A case sensitive search for \c☒ using ANSI codes \x80 to \xFF matches ANSI codes in the \xE0 to \xFF range, with some exceptions… The logic first extracts the lower five bits of ☒ and then bitwise-or that with 11100000 or 0xE0. For example, all of these will match ANSI character 0xEC which is ì.

Hex		Pattern
\x8C		\cŒ
\xAC		\c¬
\xCC		\cÌ
\xEC		\cì

The lower five bits of the above hex codes ‘\x8C’, ‘\xAC’, ‘\xCC’, and ‘\xEC’ is 01100 or \x0C and we bitwise-or that result with 11100000 or 0xE0 to search for \xEC.

It turns out that with one exception, all of the ANSI characters in the \xE0 to \xFF range are lower case letters. A case-insensitive search for \c☒ using ANSI codes \x80 to \xFF works just like the case-insensitive version I just described but also matches the upper case forms of the letters in \xE0 to \xFF range.

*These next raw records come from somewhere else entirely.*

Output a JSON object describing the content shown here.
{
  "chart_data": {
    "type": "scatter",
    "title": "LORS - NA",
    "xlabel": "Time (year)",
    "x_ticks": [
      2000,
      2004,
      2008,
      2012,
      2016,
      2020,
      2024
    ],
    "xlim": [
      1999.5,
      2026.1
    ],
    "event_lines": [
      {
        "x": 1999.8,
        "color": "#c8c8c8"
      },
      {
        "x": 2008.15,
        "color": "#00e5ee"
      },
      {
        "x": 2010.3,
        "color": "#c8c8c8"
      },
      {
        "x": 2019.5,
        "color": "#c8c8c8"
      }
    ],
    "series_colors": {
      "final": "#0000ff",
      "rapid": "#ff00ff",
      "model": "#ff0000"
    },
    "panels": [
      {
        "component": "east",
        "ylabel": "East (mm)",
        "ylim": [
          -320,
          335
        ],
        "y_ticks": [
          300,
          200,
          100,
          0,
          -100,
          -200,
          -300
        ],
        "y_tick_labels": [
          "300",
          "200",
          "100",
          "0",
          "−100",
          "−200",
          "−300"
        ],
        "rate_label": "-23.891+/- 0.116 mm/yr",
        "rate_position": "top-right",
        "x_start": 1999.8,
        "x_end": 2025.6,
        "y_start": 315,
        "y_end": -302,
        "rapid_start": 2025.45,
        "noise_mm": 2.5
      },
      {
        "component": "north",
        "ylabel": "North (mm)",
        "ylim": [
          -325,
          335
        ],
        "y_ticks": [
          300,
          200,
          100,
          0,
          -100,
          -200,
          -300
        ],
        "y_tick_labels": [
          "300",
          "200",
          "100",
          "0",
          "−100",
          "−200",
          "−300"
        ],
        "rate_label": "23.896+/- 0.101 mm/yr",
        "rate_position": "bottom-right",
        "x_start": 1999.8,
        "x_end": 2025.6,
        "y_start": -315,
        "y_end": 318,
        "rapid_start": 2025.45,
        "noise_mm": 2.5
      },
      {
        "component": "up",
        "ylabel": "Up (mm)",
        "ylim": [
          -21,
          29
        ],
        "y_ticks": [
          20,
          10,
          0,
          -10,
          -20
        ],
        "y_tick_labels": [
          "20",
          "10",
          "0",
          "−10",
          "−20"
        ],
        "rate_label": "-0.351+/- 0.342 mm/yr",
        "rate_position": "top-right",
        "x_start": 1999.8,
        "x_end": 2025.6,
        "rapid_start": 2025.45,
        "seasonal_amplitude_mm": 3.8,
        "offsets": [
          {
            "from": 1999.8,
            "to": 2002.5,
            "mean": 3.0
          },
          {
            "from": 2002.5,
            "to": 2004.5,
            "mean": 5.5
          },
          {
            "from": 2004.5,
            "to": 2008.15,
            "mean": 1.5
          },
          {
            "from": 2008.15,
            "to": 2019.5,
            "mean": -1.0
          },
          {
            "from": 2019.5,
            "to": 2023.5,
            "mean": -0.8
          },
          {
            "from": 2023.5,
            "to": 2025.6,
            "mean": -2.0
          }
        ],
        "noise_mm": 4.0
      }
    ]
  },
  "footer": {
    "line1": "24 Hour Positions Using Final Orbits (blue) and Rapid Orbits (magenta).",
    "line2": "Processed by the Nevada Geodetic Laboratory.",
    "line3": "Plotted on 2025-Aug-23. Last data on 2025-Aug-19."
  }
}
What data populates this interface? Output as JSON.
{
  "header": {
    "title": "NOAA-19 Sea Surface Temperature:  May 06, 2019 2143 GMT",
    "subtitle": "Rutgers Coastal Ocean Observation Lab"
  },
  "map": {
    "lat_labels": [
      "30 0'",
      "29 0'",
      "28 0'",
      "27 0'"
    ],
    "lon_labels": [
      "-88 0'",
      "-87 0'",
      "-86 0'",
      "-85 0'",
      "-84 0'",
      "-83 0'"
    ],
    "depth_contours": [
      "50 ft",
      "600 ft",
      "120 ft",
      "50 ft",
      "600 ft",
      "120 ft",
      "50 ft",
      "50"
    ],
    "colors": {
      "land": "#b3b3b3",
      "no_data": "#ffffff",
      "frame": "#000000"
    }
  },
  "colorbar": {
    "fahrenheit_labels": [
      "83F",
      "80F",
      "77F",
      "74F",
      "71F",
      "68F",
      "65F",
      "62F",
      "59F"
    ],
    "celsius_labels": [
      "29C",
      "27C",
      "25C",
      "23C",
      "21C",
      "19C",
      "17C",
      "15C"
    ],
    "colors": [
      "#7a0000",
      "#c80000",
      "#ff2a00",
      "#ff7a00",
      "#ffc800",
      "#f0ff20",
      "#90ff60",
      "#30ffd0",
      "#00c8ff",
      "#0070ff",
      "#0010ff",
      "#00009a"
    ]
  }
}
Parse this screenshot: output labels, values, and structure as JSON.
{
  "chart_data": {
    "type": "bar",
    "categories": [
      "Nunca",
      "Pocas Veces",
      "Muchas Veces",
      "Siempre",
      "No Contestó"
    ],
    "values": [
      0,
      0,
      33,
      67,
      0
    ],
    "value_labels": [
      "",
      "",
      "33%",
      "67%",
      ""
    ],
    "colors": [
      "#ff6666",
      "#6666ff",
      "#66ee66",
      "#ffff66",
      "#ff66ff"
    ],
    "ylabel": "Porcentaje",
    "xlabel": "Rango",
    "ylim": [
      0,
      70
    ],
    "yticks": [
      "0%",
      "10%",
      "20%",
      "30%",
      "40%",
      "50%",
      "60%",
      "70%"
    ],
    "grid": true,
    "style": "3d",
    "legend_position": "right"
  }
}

The one exception is ANSI character code \xF7 which is a divide by sign ÷. A search for \c—, \c·, \c×, or \c÷ only matches ÷ when you use a case-insensitive search.

Searching for \c (\x20), \c@ (\x40), \c` (\x60), \c€ (\x80), \c (\xA0), \cÀ (\xC0), and \cà (\xE0) all match NUL (\x00) in ANSI encoded files. With one exception also match NUL (\x{0000}) in UTF-8 encoded files. The exception is searching for \c€ (\x80) matches \x{000C} (form feed) and not NUL \x{0000}.

Because searches for \c€ (\x80), \c (\xA0), \cÀ (\xC0), and \cà (\xE0) all match NUL (\x00) in ANSI files it means you can’t use them to match the lower case à at ANSI character \xE0 nor it’s upper-case À at \xC0.

I also ran across that while Notepad++ supports searching for \x00 or \x{0000} both which match a NUL (\x00 or \x{0000}) in a file using \x00 or \x{0000} in the replacement part both results in the replacement string getting terminated at the NUL (\x00 or \x{0000}) character.

As replacement strings are terminated at the NUL using \c~ where the ~ is a NUL (\x00) returns Invalid Regular Expression with the details being:

ASCII escape sequence terminated
prematurely. The error occurred
while parsing the regular expression:
'>>>HERE>>>\c'.

Using a search for xxx and replace of aaa\x00zzz or aaa\x{0000}zzz both result in xxx being replaced with aaa as the replacement string was terminated at the NUL. Apparently the engine first does a pass where it converted the \x☒☒ and \x{☒☒☒☒} forms of characters into the actual character value meaning \x00 or \x{0000} in a replacement simply terminates the string at that point.

I suspect that bug could be used to add a comment to the replacement!
Search: Hello
Replace: World\x0 This will never happen

Windows also use NUL as the text string terminator in its copy/paste system.